Rates at which consumers report problems with managed care and the kinds of problems they report differ significantly across different types of MCOs. These findings have important implications for federal and state policy for consumer protections in managed care.
对于消费者在其管理式医疗组织(MCO)中遇到特定问题的程度,以及这些问题是否因MCO类型而异,我们了解得很少。
估计管理式医疗中的消费者报告特定问题的患病率,并评估首选提供者组织(PPO)、独立执业协会(IPA)/网络健康维护组织(HMO)和员工/团体HMO中的患病率是否存在差异。
对有保险的成年人进行随机概率抽样,并进行加权以反映加利福尼亚州的总体人口情况。1997年9月进行了一项计算机辅助电话访谈调查。逻辑回归模型估计了在IPA/网络HMO与PPO、IPA/网络HMO与员工/团体HMO、员工/团体HMO与PPO中,去年报告每个问题的调整后比值比。

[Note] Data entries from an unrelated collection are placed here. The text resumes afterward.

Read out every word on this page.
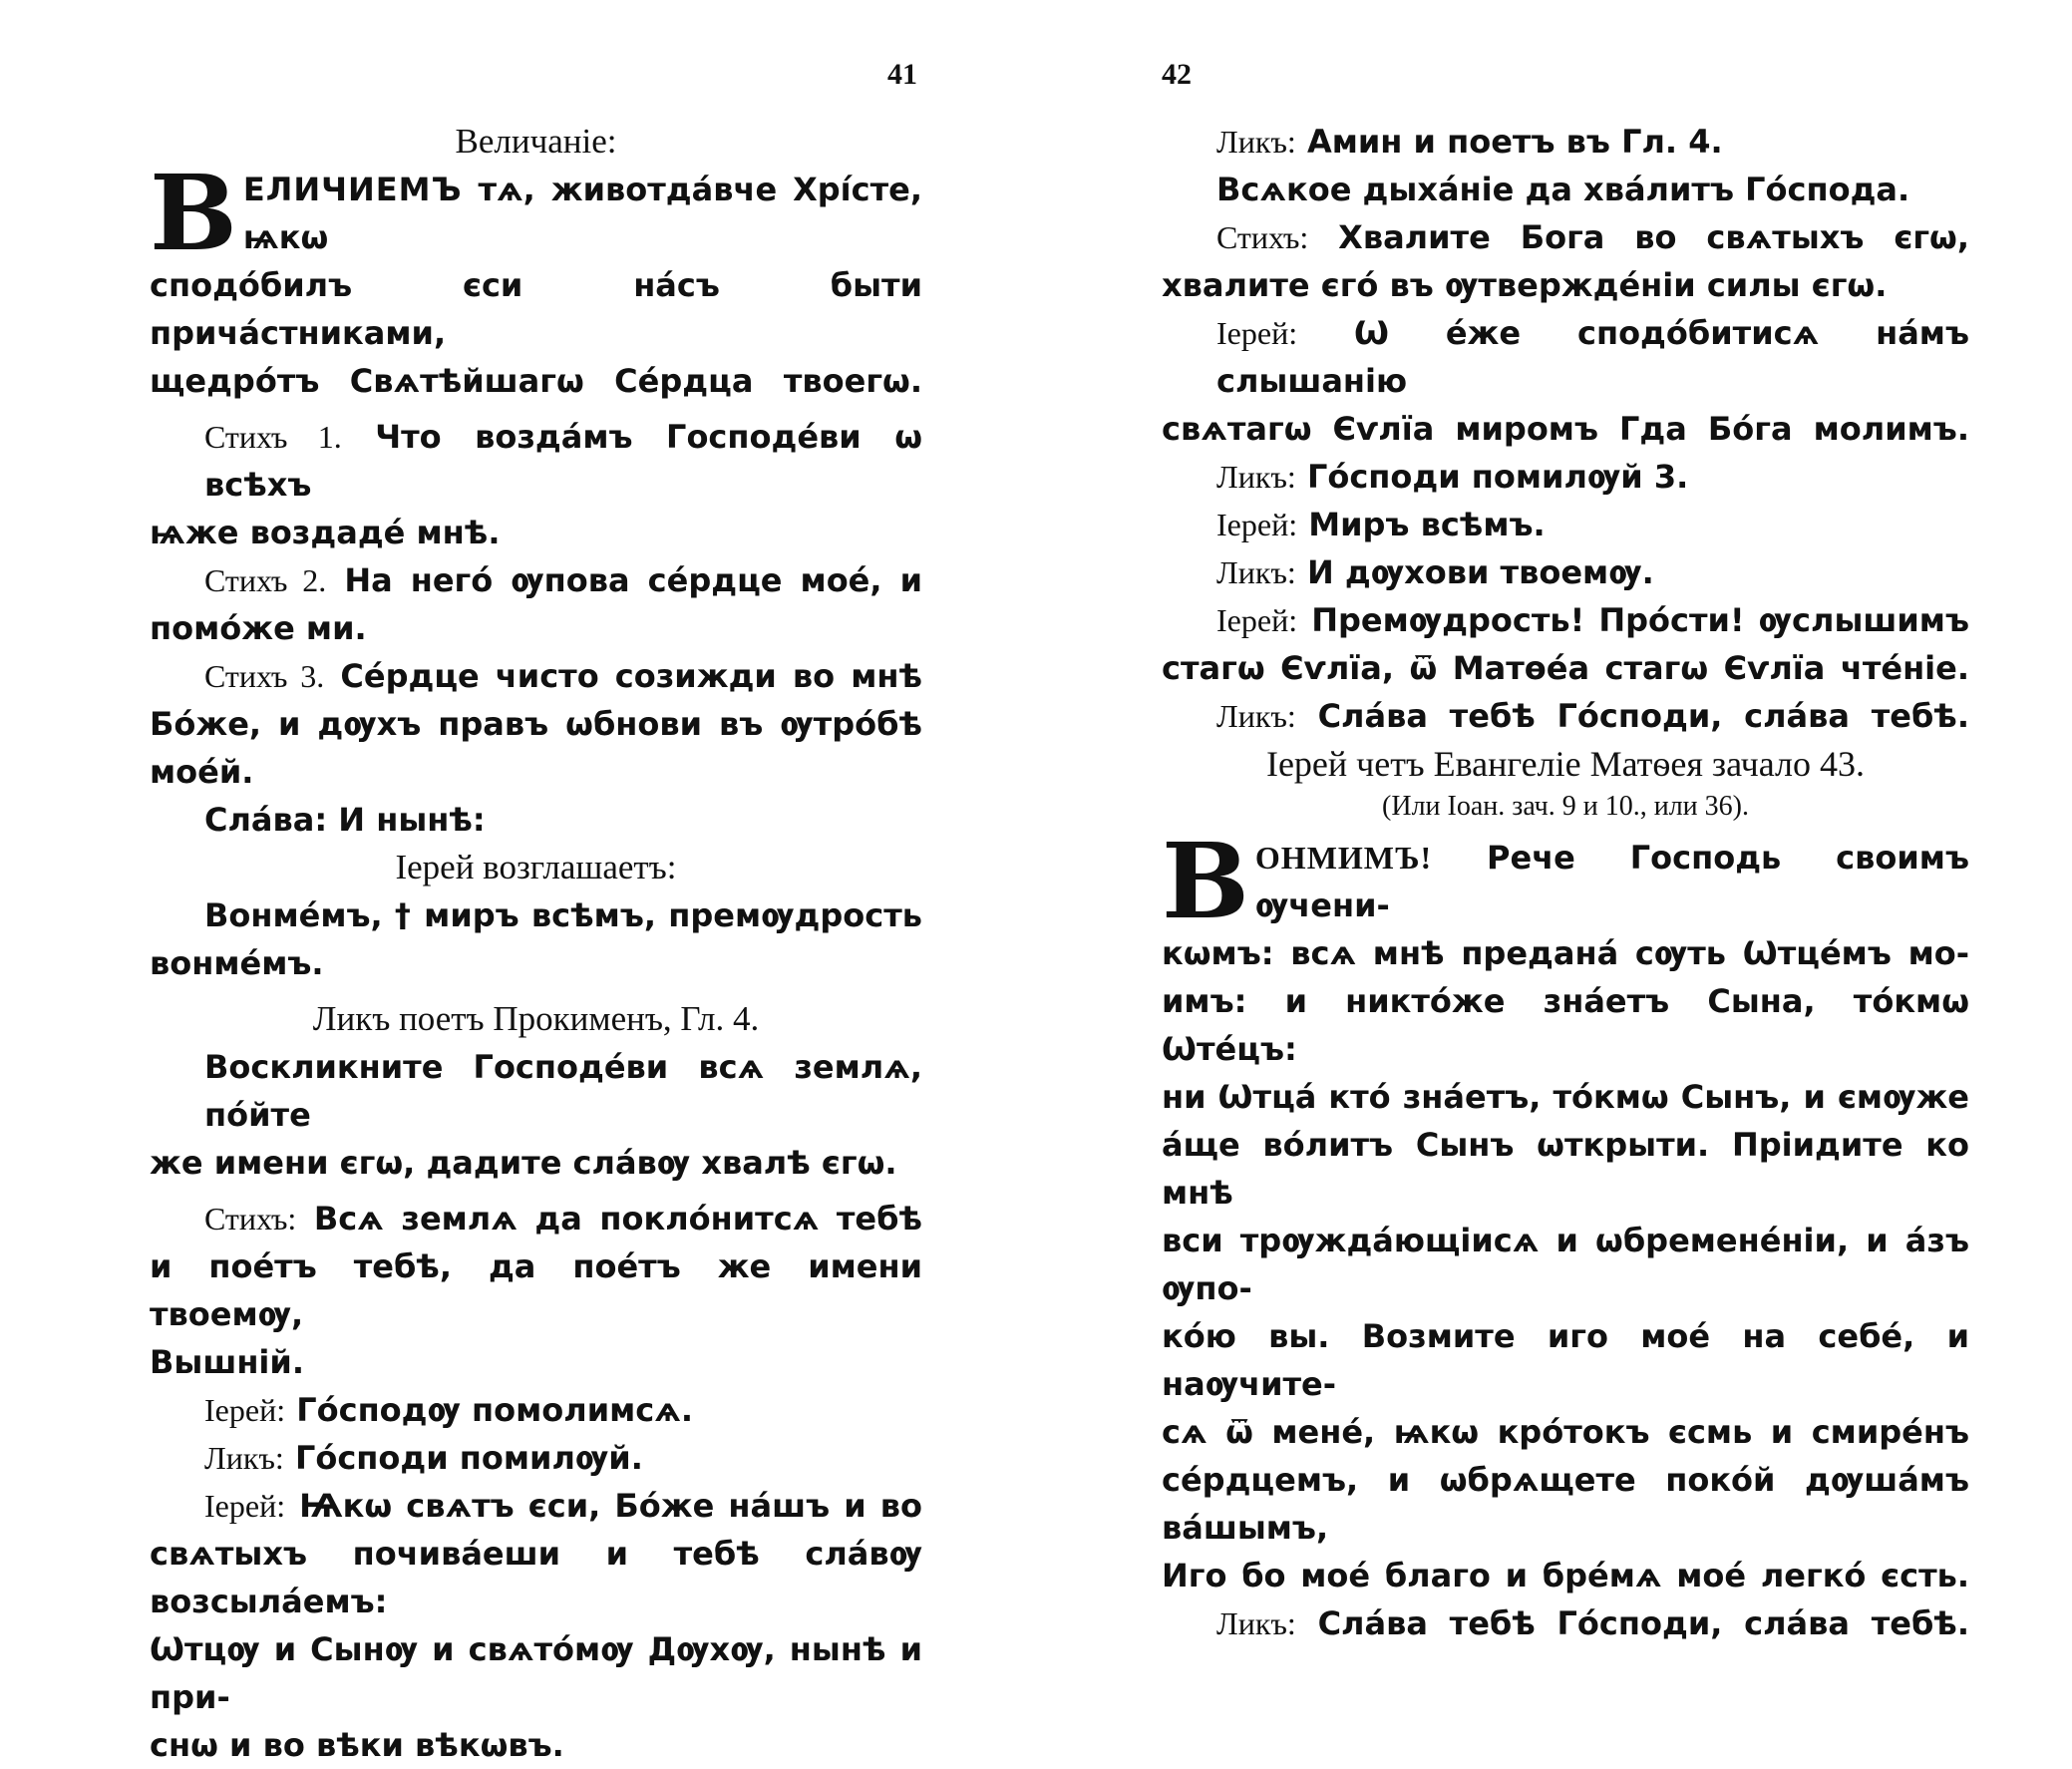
41
Величаніе:
В ЕЛИЧИЕМЪ тѧ, животдáвче Хрíсте, ѩкѡ
сподóбилъ єси нáсъ быти причáстниками,
щедрóтъ Свѧтѣйшагѡ Сéрдца твоегѡ.
Стихъ 1. Что воздáмъ Господéви ѡ всѣхъ
ѩже воздадé мнѣ.
Стихъ 2. На негó ѹпова сéрдце моé, и
помóже ми.
Стихъ 3. Сéрдце чисто созижди во мнѣ
Бóже, и дѹхъ правъ ѡбнови въ ѹтрóбѣ моéй.
Слáва: И нынѣ:
Іерей возглашаетъ:
Вонмéмъ, † миръ всѣмъ, премѹдрость
вонмéмъ.
Ликъ поетъ Прокименъ, Гл. 4.
Воскликните Господéви всѧ землѧ, пóйте
же имени єгѡ, дадите слáвѹ хвалѣ єгѡ.
Стихъ: Всѧ землѧ да поклóнитсѧ тебѣ
и поéтъ тебѣ, да поéтъ же имени твоемѹ,
Вышній.
Іерей: Гóсподѹ помолимсѧ.
Ликъ: Гóсподи помилѹй.
Іерей: Ѩкѡ свѧтъ єси, Бóже нáшъ и во
свѧтыхъ почивáеши и тебѣ слáвѹ возсылáемъ:
Ѡтцѹ и Сынѹ и свѧтóмѹ Дѹхѹ, нынѣ и при-
снѡ и во вѣки вѣкѡвъ.
42
Ликъ: Амин и поетъ въ Гл. 4.
Всѧкое дыхáніе да хвáлитъ Гóспода.
Стихъ: Хвалите Бога во свѧтыхъ єгѡ,
хвалите єгó въ ѹтверждéніи силы єгѡ.
Іерей: Ѡ éже сподóбитисѧ нáмъ слышанію
свѧтагѡ Єѵлїа миромъ Гда Бóга молимъ.
Ликъ: Гóсподи помилѹй 3.
Іерей: Миръ всѣмъ.
Ликъ: И дѹхови твоемѹ.
Іерей: Премѹдрость! Прóсти! ѹслышимъ
стагѡ Єѵлїа, ѿ Матѳéа стагѡ Єѵлїа чтéніе.
Ликъ: Слáва тебѣ Гóсподи, слáва тебѣ.
Іерей четъ Евангеліе Матѳея зачало 43.
(Или Іоан. зач. 9 и 10., или 36).
В ОНМИМЪ! Рече Господь своимъ ѹчени-
кѡмъ: всѧ мнѣ преданá сѹть Ѡтцéмъ мо-
имъ: и никтóже знáетъ Сына, тóкмѡ Ѡтéцъ:
ни Ѡтцá ктó знáетъ, тóкмѡ Сынъ, и ємѹже
áще вóлитъ Сынъ ѡткрыти. Пріидите ко мнѣ
вси трѹждáющіисѧ и ѡбременéніи, и áзъ ѹпо-
кóю вы. Возмите иго моé на себé, и наѹчите-
сѧ ѿ менé, ѩкѡ крóтокъ єсмь и смирéнъ
сéрдцемъ, и ѡбрѧщете покóй дѹшáмъ вáшымъ,
Иго бо моé благо и брéмѧ моé легкó єсть.
Ликъ: Слáва тебѣ Гóсподи, слáва тебѣ.
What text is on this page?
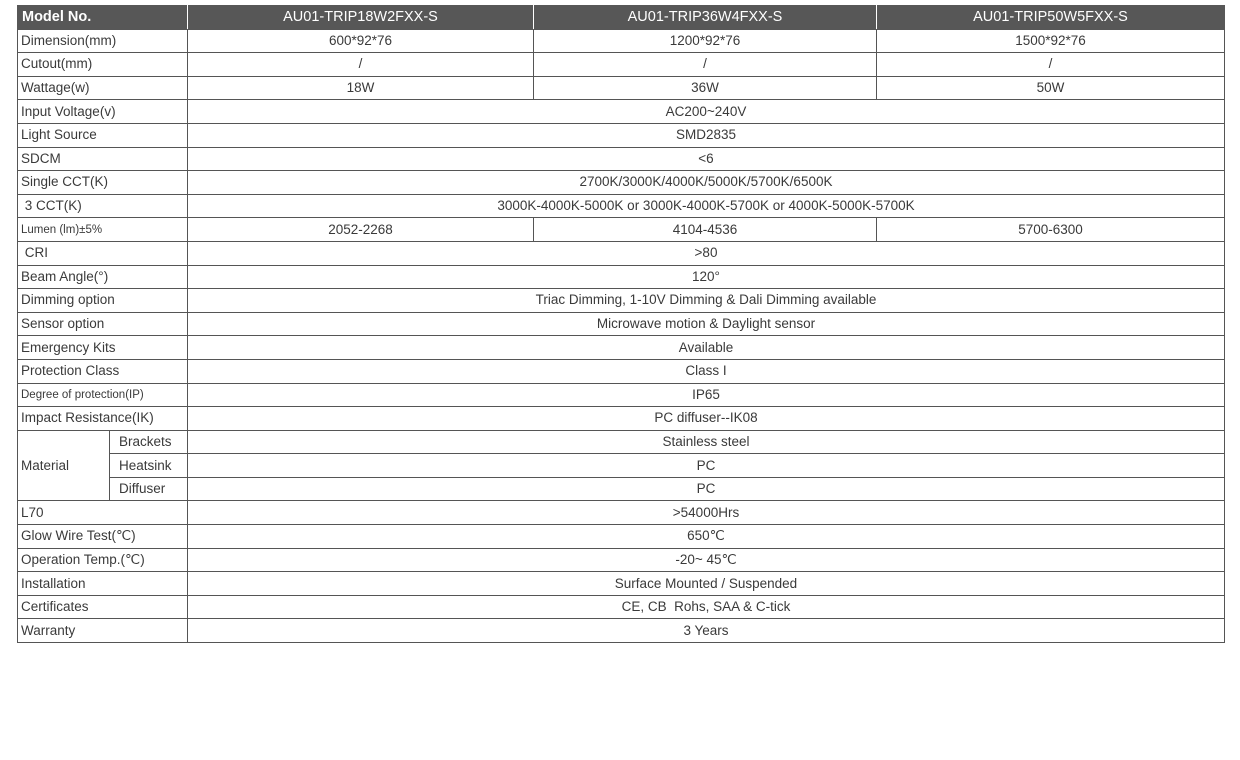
Model No.		AU01-TRIP18W2FXX-S	AU01-TRIP36W4FXX-S	AU01-TRIP50W5FXX-S
Dimension(mm)		600*92*76	1200*92*76	1500*92*76
Cutout(mm)		/	/	/
Wattage(w)		18W	36W	50W
Input Voltage(v)		AC200~240V		
Light Source		SMD2835		
SDCM		<6		
Single CCT(K)		2700K/3000K/4000K/5000K/5700K/6500K		
3 CCT(K)		3000K-4000K-5000K or 3000K-4000K-5700K or 4000K-5000K-5700K		
Lumen (lm)±5%		2052-2268	4104-4536	5700-6300
CRI		>80		
Beam Angle(°)		120°		
Dimming option		Triac Dimming, 1-10V Dimming & Dali Dimming available		
Sensor option		Microwave motion & Daylight sensor		
Emergency Kits		Available		
Protection Class		Class I		
Degree of protection(IP)		IP65		
Impact Resistance(IK)		PC diffuser--IK08		
Material	Brackets	Stainless steel		
	Heatsink	PC		
	Diffuser	PC		
L70		>54000Hrs		
Glow Wire Test(℃)		650℃		
Operation Temp.(℃)		-20~ 45℃		
Installation		Surface Mounted / Suspended		
Certificates		CE, CB  Rohs, SAA & C-tick		
Warranty		3 Years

1201名在加利福尼亚居住≥12个月的有保险成年人。
MCO中11个消费者问题的患病率。
在我们的样本中,接受管理式医疗的加利福尼亚成年居民中有42%报告在去年其MCO存在≥1个问题。IPA/网络或员工/团体HMO中的成年人报告在获得所需护理方面有延迟、未得到最适当或所需护理以及被迫更换医生的调整后比值比高于PPO中的成年人。IPA/网络HMO中的成年人报告难以获得专科转诊以及难以选择医生或医院的调整后比值比高于PPO和员工/团体HMO中的成年人。员工/团体HMO中的成年人报告在福利和保险范围方面存在误解、重要福利未涵盖以及在理赔、计费或支付方面存在问题的调整后比值比低于PPO和IPA/网络HMO中的成年人。与员工/团体HMO相比,我们样本中IPA/网络HMO的消费者报告其健康计划存在任何问题的调整后比值比更高。在消费者报告被拒绝护理或治疗、被迫更换药物或存在语言和沟通障碍的发生率方面,未发现MCO类型之间存在差异。
消费者报告管理式医疗问题的发生率以及他们报告的问题种类在不同类型的MCO之间存在显著差异。这些发现对于联邦和州在管理式医疗中保护消费者的政策具有重要意义。